Colombia travel blog by Mark Berman -
» View Photoset (94 Photos)
The extremely hot city of Santa Marta on the north coast is Colombia's oldest city founded in 1525. I have been here many times - in 2008, 2010,
2011/12/13/14/15/16/17 and have spent over 5yrs living and having fun in nearby Taganga, just 10 minutes away. At the hottest times of the year from June
through to August / September it is usually around 33-35 degrees in the day and drops to about 29 degrees at night. It's not a place that you
struggle to keep warm in. It is not the most attractive of Colombia's cities but there is still some colonial architecture and interesting streets.
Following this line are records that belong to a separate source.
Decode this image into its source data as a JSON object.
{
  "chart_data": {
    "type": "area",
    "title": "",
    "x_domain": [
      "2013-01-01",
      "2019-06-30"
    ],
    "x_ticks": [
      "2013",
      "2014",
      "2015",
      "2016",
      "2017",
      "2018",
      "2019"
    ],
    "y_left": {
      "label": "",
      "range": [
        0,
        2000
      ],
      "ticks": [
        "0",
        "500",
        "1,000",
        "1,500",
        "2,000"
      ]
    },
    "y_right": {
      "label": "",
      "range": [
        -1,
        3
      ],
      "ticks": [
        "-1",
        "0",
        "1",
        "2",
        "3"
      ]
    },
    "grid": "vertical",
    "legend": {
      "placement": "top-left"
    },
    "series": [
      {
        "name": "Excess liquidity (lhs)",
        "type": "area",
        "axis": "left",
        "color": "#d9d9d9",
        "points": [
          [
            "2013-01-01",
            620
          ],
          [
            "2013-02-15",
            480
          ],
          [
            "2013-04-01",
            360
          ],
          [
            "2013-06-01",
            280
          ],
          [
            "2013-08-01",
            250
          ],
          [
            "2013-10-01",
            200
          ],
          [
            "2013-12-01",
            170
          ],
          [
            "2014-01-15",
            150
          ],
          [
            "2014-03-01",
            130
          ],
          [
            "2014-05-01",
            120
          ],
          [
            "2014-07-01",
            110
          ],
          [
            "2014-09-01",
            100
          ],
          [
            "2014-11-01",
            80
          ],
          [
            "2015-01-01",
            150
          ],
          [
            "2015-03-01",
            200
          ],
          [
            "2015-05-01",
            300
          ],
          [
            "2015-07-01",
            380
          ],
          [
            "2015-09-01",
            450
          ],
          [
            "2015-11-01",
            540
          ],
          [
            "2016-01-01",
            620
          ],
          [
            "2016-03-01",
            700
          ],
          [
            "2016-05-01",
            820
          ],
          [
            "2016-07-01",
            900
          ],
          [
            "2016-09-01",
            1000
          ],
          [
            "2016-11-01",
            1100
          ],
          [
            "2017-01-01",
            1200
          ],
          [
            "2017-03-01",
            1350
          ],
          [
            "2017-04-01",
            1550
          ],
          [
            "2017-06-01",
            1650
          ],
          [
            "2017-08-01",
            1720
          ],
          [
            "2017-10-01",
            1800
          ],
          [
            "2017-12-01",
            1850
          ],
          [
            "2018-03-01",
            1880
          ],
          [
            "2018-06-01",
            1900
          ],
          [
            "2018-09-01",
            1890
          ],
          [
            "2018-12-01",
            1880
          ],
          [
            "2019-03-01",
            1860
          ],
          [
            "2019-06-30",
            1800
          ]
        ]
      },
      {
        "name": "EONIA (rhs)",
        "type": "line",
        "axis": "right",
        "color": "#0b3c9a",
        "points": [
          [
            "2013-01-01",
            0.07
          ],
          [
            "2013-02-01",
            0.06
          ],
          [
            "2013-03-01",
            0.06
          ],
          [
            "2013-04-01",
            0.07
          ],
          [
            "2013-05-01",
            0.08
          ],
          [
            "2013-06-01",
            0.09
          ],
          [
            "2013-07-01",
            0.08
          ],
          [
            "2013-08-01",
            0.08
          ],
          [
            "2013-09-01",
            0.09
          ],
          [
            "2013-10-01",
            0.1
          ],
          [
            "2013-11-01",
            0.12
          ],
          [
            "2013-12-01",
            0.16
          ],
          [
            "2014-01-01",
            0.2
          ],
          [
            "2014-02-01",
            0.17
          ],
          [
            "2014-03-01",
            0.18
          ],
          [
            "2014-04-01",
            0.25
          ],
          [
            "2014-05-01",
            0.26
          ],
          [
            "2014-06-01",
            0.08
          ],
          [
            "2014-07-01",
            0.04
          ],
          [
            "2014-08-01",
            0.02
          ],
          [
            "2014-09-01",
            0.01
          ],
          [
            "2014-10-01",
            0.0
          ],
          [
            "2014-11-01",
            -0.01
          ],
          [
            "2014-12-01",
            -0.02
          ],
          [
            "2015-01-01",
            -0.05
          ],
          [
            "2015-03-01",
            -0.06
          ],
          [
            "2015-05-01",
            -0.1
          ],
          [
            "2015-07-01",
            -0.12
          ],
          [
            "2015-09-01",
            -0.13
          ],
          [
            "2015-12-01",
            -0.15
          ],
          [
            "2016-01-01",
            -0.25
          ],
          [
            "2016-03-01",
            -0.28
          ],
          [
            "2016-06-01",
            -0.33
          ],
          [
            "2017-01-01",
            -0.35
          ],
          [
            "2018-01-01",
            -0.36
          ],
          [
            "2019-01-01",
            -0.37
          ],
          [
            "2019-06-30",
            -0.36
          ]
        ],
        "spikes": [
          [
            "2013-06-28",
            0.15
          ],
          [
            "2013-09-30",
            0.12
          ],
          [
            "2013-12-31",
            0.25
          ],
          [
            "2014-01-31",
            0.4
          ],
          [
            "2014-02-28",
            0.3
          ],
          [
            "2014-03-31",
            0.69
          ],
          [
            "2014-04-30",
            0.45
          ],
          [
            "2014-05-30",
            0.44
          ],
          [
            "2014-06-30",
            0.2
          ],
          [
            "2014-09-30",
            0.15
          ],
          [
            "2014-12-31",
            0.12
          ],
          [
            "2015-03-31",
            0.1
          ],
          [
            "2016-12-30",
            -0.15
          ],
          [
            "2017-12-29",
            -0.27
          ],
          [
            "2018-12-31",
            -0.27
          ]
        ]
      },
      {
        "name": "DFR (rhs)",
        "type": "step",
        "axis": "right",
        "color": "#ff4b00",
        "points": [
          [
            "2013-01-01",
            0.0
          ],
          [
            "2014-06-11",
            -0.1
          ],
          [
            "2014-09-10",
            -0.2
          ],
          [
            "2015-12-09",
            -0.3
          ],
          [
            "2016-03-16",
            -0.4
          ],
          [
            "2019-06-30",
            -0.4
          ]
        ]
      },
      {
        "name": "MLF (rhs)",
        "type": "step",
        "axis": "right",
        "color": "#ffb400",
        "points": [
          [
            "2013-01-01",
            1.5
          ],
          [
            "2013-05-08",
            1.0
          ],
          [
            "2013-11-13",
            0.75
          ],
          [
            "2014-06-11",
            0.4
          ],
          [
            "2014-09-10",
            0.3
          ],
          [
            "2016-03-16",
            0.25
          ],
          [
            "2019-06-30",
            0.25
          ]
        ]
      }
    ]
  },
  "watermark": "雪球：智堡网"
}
Tayrona Indians / The Malecon
The indigenous people of Santa Marta are known as the Tayrona Indians, although you will rarely see any. I have seen the same family about 3 times
in Taganga, they wear white robes. But there are at least 6 monuments of the Tayronas down along the median walkway and park behind the beach called the Malecon.
The Malecon is a fun and busy place especially during weekends when it seems the whole city is spending the day at the beach. There is all sorts
of food being sold including kebabs of meat and vegetables on a stick, shaved ice, rice pudding, shrimp cocktails, ice creams, soft drinks and beer. If you are a foreigner
you will no doubt be asked several times if you want to buy some jewelry or a wristband by the walking vendors. The little island of Morro sits
in the middle of the bay with a lighthouse on top. The port is at the eastern end of the beach and you will often see big ships out in the distance.
The tall monument to Santa Martas founder, Spanish conquistador Rodrigo de Bastidas
(1460-1527) can be seen from all along the Malecon.
On the other side of the road there are many restaurants and bars where you can sit down under an umbrella and have a meal or cold drink.
Simon Bolivar Park
Simon Bolivar Park over from the malecon has nice trees, flower gardens and a monument to Bolivar riding a horse. Santa Marta is actually the place where Simon
Bolivar died in 1830 at an estate called Quinta de San Pedro Alejandrino. It is also known of as the Grand Hacienda, tours are possible.
15 minutes from Santa Marta is Playa Blanca beach at Rodadero, there are the usual hotels and restaurants and also the Rodadero Aquarium and Sea Museum,
(in Spanish: Acuario y Museo del Mar del Rodadero). They have dolphin and seal shows plus sharks, sea lions, turtles and a lot more. I believe you can ride the dolphins if you pay extra.
, Santa Marta has a gold museum called Museo del Oro, it's located in a colonial mansion called
Casa de la Aduana. It has gold, pottery and artifacts of the Tayronas and a model of Ciudad Perdida, the Lost City.
Santa Marta Cathedral built in
1766 is on the main street. Also in the city is San Fernando Fort built to ward off the pirates, constructed by the Spanish.
Extreme Sports and Adventure
If you enjoy extreme sports and adventure then you should visit Mamancana Natural Reserve. There they offer mountain biking, wall and rock climbing, zipline canopy and
paragliding, you can go for a nature walk and possibly see some wildlife. It takes 35 minutes to get to the mountain from the city.
The Feel of Santa Marta
Santa Marta is a fun, colorful and lively city on a hot and sunny coast with easy going locals and colored umbrellas. It has a laidback tropical feel,
the people are not afraid to wear bright colored t-shirts and flip-flops on their feet. It is definitely easier to blend in with the locals. Street
vendors sell everything from shoes to yummy cups full of jelly and cream and interesting fruits can be tasted at the fruit stalls. There are several
banks and ATMs in an area between the main street and the sea and big supermarkets (Exito and Olympica) on the main street - a good place to stock up on food and
water for the trip to Tayrona National Park
. I recommend the
supermarket called Olympica Sao if you want decent service (Exito is terrible). I have seen some interesting things while here, like
when out of nowhere a man walking on stilts crossed the road in front of me. He was dressed in blue, orange and red with a white hat and a painted face.
When I stayed here the first time, across the road there was a little shop where the shopkeeper had his pet iguana sitting up on the counter to greet the customers.
Along the waterfront, there is an electronic temperature sign on the road by the sea, it often reads 35 or more degrees. I have been lucky twice now
to have seen the Festival of the Sea parades during July and in 2016 got a press pass to get some photos from the middle of the street! Santa Marta
has some pretty wild nightlife, clubs and bars too!
The Lost City
Santa Marta is the place to organise a trek to Ciudad
Perdida, it's 5 days long and not to be taken lightly, the mosquitos can be quite vicious. It's a 20km trek through rainforest and across rivers.
As you go you will see much bird and wildlife and also meet the locals of indigenous villages. The Ciudad Perdida was only rediscovered in 1975!